# oscars eat crickets?



## andygace (Jan 1, 2009)

A local store sells live crickets wondering if my oscar would like them?


----------



## theprodigy (Feb 23, 2009)

i have 2 green terrors and a 2 jaguars and a jack dempsey who all love crickets....just make sure they can fit in their mouths...the crickets legs usually get stuck if too big....they actually like the crickets better than feeders....easier prey i guess...


----------



## Tropicana (Feb 15, 2009)

I find that my Cichlids love to munch on crickets. lol oscars would definatly take to them.


----------



## andygace (Jan 1, 2009)

well he loves them bought some live crickets and some meal worms... fed quite a few... jack dempsey seemed interested but didn't take any?


----------



## theprodigy (Feb 23, 2009)

andygace said:


> well he loves them bought some live crickets and some meal worms... fed quite a few... jack dempsey seemed interested but didn't take any?


he will eventually, after watching his tankmates interest in them, he will prolly do the same...give him time....


----------



## andygace (Jan 1, 2009)

never going to buy crickets again... we now have one loose in the house!


----------



## XbrandonX (Nov 22, 2007)

andygace said:


> never going to buy crickets again... we now have one loose in the house!

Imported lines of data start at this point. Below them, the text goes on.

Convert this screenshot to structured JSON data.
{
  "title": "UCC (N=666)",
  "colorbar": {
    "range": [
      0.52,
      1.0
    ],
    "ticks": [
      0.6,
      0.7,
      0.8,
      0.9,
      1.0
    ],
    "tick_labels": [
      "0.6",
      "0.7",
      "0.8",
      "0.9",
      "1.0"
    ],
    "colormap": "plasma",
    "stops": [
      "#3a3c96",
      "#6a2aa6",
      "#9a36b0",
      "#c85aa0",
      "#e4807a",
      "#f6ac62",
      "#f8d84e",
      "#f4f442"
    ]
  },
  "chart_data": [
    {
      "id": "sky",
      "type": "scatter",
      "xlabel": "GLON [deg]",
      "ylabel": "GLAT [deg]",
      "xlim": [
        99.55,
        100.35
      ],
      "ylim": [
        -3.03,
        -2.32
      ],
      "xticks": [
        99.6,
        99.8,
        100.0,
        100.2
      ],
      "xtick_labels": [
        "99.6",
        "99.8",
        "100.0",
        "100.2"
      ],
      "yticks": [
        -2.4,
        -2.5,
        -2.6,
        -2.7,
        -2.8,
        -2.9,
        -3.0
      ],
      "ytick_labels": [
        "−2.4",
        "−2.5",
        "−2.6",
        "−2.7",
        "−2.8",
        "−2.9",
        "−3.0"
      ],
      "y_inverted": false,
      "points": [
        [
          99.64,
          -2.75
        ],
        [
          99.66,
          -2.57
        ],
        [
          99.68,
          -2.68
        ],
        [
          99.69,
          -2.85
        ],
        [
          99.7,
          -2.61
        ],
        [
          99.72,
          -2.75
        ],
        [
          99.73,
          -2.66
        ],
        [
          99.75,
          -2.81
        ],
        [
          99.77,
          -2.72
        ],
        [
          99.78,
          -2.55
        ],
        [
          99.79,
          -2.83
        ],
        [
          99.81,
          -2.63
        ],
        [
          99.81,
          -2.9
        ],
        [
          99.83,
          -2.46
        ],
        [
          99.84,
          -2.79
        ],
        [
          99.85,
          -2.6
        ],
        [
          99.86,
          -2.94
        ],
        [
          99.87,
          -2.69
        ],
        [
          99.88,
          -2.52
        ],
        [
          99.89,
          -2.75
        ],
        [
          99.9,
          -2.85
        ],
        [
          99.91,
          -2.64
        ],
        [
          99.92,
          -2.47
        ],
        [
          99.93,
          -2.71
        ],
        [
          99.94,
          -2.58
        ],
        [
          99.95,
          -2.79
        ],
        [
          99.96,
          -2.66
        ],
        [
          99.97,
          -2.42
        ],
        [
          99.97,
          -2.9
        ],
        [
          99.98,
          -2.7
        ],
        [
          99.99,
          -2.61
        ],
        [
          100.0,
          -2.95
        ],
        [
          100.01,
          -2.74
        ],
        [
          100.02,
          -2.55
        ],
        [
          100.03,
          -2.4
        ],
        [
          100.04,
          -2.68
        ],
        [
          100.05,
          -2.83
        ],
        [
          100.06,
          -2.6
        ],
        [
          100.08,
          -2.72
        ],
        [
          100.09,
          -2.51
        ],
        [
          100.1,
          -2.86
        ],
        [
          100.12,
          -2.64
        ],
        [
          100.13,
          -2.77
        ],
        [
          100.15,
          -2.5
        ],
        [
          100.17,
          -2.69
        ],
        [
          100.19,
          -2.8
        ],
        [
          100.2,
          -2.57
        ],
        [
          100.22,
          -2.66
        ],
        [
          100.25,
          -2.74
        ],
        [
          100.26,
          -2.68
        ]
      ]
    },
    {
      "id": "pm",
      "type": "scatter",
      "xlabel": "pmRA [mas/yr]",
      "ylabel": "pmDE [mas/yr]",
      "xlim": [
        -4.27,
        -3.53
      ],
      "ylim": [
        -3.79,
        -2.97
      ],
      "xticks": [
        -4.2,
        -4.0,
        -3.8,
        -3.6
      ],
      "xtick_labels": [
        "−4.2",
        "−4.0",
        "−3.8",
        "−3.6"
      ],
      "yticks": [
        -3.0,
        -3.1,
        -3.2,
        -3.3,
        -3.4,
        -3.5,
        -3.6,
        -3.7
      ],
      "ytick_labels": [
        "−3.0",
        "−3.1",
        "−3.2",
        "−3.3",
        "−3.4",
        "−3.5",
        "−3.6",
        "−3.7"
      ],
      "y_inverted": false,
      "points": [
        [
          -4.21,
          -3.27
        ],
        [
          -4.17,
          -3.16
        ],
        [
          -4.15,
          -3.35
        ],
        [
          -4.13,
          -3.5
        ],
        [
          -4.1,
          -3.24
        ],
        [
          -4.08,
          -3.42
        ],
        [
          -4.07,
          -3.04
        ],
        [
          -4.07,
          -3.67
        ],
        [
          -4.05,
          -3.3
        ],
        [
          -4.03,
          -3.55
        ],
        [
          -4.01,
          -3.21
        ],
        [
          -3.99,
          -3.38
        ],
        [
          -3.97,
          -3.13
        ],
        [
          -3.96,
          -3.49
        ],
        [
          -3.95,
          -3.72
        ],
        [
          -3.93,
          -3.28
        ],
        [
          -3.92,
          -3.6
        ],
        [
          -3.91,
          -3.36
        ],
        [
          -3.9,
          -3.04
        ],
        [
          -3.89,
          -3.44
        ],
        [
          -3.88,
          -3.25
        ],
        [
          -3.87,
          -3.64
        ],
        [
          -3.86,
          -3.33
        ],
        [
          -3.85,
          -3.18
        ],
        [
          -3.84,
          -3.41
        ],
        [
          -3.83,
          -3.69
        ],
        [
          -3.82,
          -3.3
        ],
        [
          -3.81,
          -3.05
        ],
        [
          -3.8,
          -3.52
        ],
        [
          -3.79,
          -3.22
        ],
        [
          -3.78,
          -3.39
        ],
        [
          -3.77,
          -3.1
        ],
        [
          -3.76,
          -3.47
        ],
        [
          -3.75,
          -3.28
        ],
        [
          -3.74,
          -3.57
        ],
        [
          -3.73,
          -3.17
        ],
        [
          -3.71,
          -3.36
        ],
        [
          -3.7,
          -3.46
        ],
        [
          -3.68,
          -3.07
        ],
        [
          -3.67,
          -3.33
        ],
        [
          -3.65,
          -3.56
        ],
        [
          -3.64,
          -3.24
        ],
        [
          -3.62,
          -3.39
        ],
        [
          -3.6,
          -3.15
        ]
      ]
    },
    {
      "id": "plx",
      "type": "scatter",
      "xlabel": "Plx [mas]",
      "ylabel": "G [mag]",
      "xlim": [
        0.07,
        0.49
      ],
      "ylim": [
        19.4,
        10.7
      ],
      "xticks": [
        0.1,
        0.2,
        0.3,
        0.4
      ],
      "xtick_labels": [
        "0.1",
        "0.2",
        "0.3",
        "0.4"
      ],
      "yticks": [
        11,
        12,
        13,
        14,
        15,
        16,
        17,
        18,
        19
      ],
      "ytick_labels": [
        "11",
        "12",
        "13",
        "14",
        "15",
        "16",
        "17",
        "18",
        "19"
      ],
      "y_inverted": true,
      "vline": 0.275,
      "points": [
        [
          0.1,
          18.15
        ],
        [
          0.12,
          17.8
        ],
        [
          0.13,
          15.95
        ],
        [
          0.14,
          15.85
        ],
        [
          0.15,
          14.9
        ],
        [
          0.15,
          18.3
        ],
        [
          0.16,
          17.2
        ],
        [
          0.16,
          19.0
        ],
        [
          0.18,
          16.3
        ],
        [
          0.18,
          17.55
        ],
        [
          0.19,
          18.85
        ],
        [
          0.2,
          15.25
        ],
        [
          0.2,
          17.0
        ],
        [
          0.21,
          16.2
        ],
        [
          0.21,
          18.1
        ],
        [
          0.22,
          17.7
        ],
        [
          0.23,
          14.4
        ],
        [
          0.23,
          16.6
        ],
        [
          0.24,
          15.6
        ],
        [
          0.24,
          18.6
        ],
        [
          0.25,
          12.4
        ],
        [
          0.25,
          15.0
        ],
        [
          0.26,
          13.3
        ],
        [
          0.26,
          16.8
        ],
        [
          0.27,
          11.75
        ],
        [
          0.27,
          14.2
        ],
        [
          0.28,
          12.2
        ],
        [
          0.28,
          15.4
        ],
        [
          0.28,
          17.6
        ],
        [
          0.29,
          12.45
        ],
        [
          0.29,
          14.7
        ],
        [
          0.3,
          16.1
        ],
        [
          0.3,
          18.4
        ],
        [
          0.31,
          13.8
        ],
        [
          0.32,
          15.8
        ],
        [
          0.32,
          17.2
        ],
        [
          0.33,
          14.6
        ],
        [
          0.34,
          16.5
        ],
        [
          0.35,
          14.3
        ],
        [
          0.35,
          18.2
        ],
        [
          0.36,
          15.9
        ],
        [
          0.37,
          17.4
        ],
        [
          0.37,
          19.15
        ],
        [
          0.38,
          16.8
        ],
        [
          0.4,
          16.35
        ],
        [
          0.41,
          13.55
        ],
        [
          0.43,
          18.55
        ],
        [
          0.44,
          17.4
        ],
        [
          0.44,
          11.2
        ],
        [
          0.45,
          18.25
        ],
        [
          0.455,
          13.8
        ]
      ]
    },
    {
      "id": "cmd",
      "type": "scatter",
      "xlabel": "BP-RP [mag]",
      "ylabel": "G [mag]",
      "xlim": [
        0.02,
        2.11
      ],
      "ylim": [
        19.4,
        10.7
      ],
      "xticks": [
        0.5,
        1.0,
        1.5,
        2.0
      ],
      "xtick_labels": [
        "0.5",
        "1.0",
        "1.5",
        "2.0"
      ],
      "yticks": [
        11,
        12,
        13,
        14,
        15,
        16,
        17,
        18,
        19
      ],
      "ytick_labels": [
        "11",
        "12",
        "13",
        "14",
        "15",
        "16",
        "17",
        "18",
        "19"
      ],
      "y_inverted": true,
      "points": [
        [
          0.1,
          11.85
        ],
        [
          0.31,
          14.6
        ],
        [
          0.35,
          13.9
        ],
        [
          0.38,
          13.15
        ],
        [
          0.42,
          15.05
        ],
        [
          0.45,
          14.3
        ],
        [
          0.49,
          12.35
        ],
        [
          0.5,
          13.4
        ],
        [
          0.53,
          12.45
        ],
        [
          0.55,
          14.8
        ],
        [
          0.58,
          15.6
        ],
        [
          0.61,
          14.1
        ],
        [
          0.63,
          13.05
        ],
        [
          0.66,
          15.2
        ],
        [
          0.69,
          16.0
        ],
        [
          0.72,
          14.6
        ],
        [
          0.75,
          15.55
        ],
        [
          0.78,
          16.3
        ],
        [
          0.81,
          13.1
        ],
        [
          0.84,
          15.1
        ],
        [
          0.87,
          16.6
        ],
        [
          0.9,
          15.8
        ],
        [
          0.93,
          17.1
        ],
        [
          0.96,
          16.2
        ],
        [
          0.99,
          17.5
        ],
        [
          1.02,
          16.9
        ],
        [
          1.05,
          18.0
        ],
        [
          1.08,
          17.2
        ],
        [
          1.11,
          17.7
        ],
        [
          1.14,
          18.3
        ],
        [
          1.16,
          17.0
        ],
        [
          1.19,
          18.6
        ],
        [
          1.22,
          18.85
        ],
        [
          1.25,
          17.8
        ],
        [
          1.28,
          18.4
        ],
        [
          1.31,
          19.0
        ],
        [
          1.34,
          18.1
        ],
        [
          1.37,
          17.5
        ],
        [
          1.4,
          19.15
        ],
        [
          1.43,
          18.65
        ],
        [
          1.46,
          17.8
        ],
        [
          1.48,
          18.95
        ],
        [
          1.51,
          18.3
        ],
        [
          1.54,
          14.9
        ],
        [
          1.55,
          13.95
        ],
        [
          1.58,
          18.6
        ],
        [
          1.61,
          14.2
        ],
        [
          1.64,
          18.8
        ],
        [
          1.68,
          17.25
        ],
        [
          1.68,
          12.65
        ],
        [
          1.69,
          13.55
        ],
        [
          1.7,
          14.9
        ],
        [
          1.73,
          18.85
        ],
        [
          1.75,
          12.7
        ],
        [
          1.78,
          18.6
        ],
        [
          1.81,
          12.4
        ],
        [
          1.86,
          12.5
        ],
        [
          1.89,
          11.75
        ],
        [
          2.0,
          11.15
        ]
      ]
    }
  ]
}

lol.. my gf would KILL me.. too funny


----------



## FishyCracker (Feb 5, 2009)

Thats why I stay away from them lol and my daughter would probably make them a pet.


----------



## Tropicana (Feb 15, 2009)

lol thats funny.


----------



## theprodigy (Feb 23, 2009)

haha,

ive had that happen to me as well...
container tipped over and they came out of the holes...

my wife freaked out when she saw a few on the kitchen floor...

LMAO


----------



## JamesG (Feb 27, 2007)

andygace said:


> never going to buy crickets again... we now have one loose in the house!


The dreaded "live food escapes" scenario is the ONLY reason I have not purchased any poison dart frogs. I think the condo board would vote to remove me.


----------